The Unreliability of LLMs and What Lies Ahead

Perceived Capabilities and Hype

  • Many see LLMs as doing “more of what computers already did”: pattern matching, data analysis, boilerplate generation, not magic new intelligence.
  • Others point out qualitatively new-feeling abilities (philosophical framing of news, reasoning about images, bespoke code/library suggestions) but agree it’s still statistical text/data processing.
  • Strong skepticism that current LLMs justify their valuation or “Cyber Christ” narrative, though most agree they’ll remain as a useful technology.

Reliability, Hallucinations, and “Lying”

  • Core complaint: models confidently output plausible but false information and fabricated rationales; in critical work this is indistinguishable from lying.
  • Several argue “lying” and “hallucination” are misleading anthropomorphic metaphors: the model has no self-knowledge or grounding, just produces likely text.
  • RLHF/feedback schemes may inadvertently select for outputs that are persuasively wrong, optimizing for deception-like behavior.

Divergent User Experiences

  • One camp: “mostly right enough” for coding, writing, brainstorming, learning; willing to live with uncertainty and verify when needed.
  • Other camp: finds outputs “mostly wrong in subtle ways,” making review cost higher than doing work from scratch.
  • This divide is framed as differing expectations, tolerance for uncertainty, domain expertise, and even personality.

Software Development Use Cases

  • Positive reports: big time savings on glue code, scripts, YAML transforms, CI configs, documentation, small DB queries, unit tests; especially in mainstream languages.
  • Critics say productivity gains are overstated: time shifts from typing to careful review, especially for large changes or legacy systems.
  • Concerns about “vibe-coded” codebases, security flaws, and future maintenance of LLM-generated sludge.

High-Stakes vs Low-Stakes Applications

  • Widely accepted for low-consequence tasks: vacation ideation, travel “vibe checks,” children’s books, vanity content, internal summaries.
  • Strong pushback on using LLMs in law, government benefits, safety-critical engineering, or financial analysis where “mostly right” is unacceptable.

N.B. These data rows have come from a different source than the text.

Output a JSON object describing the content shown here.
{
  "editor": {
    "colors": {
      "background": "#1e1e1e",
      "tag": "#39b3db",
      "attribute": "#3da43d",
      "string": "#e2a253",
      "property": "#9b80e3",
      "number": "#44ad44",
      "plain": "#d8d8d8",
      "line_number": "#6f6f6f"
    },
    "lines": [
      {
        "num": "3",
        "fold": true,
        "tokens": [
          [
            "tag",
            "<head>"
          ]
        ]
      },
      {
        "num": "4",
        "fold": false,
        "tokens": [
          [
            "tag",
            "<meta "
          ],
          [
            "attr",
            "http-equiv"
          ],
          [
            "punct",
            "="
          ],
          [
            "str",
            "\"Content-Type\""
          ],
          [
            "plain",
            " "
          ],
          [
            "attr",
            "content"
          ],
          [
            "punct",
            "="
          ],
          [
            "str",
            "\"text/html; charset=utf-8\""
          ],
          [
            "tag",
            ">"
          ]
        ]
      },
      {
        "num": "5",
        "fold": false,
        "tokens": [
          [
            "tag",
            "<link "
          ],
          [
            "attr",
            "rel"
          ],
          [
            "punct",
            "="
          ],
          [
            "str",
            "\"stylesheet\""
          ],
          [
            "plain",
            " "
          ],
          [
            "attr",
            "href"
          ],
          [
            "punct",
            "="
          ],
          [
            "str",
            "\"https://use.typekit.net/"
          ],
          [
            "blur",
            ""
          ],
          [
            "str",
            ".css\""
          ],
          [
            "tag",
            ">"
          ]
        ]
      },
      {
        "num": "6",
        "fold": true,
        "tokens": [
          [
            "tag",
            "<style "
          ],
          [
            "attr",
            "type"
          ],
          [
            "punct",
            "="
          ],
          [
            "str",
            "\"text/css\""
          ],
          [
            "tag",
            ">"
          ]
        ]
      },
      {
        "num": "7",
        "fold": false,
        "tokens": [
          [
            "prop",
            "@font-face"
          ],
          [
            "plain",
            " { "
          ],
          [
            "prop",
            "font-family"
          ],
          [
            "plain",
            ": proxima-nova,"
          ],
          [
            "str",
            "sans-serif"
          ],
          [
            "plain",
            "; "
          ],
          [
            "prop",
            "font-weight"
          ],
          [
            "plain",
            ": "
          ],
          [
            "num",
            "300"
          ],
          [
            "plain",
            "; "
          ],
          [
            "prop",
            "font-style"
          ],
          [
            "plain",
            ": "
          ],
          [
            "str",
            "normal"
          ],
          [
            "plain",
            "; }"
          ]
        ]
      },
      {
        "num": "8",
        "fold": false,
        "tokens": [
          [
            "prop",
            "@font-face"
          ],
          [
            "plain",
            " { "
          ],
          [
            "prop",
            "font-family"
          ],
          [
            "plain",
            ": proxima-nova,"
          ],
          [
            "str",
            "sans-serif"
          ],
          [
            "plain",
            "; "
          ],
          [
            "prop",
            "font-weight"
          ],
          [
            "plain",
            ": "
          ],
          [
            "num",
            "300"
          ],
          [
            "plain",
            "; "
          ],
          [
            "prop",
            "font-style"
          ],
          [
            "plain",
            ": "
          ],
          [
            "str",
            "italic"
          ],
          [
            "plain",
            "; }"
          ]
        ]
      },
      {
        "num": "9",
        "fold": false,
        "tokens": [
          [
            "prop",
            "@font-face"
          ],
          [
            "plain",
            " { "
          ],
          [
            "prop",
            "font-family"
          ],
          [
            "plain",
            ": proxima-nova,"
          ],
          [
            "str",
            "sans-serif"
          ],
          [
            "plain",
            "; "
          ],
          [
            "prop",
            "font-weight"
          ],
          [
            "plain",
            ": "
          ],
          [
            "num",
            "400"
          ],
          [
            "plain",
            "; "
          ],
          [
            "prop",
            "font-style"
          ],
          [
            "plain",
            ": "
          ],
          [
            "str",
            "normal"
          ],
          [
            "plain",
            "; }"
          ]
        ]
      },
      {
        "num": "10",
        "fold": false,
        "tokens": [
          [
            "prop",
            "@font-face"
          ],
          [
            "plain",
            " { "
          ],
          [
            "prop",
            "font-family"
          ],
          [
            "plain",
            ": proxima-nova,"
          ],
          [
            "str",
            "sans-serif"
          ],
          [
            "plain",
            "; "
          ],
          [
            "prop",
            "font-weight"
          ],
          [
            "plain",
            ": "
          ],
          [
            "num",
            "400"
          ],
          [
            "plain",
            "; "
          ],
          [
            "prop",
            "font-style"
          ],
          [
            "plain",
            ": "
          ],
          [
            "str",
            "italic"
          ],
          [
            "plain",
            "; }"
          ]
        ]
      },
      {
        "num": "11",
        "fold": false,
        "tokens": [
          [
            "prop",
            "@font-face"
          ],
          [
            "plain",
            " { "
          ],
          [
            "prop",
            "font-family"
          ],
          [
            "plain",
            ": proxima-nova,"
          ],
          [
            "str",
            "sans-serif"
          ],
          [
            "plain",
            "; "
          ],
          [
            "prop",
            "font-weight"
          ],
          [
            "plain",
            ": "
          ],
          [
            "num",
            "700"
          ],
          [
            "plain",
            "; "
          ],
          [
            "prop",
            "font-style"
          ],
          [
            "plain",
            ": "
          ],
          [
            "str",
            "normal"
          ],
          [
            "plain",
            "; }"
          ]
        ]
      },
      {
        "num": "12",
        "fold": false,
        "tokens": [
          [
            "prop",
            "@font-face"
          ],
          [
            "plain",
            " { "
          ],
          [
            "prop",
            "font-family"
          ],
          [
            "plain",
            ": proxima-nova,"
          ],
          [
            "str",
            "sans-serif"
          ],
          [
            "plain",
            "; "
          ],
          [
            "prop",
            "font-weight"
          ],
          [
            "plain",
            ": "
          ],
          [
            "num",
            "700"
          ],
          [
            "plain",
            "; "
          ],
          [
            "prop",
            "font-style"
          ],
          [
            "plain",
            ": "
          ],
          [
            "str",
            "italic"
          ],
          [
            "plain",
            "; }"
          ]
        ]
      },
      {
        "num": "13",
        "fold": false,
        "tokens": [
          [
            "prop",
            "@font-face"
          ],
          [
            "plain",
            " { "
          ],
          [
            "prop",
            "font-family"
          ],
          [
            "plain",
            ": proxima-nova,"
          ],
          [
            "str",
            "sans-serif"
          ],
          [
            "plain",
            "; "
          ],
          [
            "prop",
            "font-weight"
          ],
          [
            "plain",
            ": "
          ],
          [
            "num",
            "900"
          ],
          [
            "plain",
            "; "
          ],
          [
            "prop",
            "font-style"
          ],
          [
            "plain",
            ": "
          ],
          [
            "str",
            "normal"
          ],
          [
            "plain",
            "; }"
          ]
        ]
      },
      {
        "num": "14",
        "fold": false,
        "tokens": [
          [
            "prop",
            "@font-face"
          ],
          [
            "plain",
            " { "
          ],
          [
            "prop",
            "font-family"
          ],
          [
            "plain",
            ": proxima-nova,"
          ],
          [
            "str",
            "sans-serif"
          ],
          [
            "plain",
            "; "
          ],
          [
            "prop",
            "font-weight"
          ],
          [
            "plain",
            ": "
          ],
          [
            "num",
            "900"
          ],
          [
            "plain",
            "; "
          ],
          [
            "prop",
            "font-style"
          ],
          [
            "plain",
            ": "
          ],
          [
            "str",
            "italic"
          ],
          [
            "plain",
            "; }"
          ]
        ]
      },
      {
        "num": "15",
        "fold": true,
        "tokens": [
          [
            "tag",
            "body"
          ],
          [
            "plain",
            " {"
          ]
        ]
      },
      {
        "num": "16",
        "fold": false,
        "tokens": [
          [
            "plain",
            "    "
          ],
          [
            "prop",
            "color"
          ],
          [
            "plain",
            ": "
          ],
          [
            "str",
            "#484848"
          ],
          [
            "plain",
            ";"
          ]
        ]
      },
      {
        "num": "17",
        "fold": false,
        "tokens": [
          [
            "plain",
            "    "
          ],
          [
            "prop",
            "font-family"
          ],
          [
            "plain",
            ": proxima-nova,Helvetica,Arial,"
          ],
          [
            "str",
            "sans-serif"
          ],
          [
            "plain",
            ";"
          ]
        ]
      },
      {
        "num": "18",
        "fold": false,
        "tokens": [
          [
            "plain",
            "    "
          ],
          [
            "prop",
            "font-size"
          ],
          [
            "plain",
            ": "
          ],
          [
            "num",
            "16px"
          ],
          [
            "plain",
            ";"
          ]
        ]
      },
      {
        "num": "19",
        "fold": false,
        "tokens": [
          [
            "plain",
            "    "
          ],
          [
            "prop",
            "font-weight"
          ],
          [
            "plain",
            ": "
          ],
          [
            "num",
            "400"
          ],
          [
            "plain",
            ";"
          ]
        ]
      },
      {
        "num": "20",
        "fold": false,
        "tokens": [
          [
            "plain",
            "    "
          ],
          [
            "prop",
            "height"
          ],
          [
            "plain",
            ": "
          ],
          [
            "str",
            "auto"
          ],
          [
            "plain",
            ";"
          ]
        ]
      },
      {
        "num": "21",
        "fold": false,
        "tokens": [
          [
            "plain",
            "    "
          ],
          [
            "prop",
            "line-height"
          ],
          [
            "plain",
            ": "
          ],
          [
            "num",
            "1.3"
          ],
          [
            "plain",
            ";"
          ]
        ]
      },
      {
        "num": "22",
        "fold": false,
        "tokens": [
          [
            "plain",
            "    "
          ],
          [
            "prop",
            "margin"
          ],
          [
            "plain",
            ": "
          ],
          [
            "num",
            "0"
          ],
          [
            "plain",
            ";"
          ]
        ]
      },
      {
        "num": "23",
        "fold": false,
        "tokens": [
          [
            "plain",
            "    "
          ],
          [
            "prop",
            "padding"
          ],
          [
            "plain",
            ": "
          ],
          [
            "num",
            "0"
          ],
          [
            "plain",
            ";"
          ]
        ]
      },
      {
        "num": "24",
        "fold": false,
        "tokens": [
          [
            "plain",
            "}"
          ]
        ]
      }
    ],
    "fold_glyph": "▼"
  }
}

Search, Summarization, and Knowledge Quality

  • LLM-based summaries in search are praised for convenience but criticized for factual inversions and reduced traffic to original sources.
  • Worry that powerful “bullshit machines” exploit people’s Gell-Mann–like tendency to trust fluent text outside their expertise.

Scientific/Technical Domains and Causality

  • Scientists report that even with tools and citations, models conflate correlated concepts, mis-group topics, and mis-handle basic domain math.
  • Multiple comments argue that genuine progress requires causal/world models and rigorous evaluation theory, not just bigger LLMs or prompt tricks.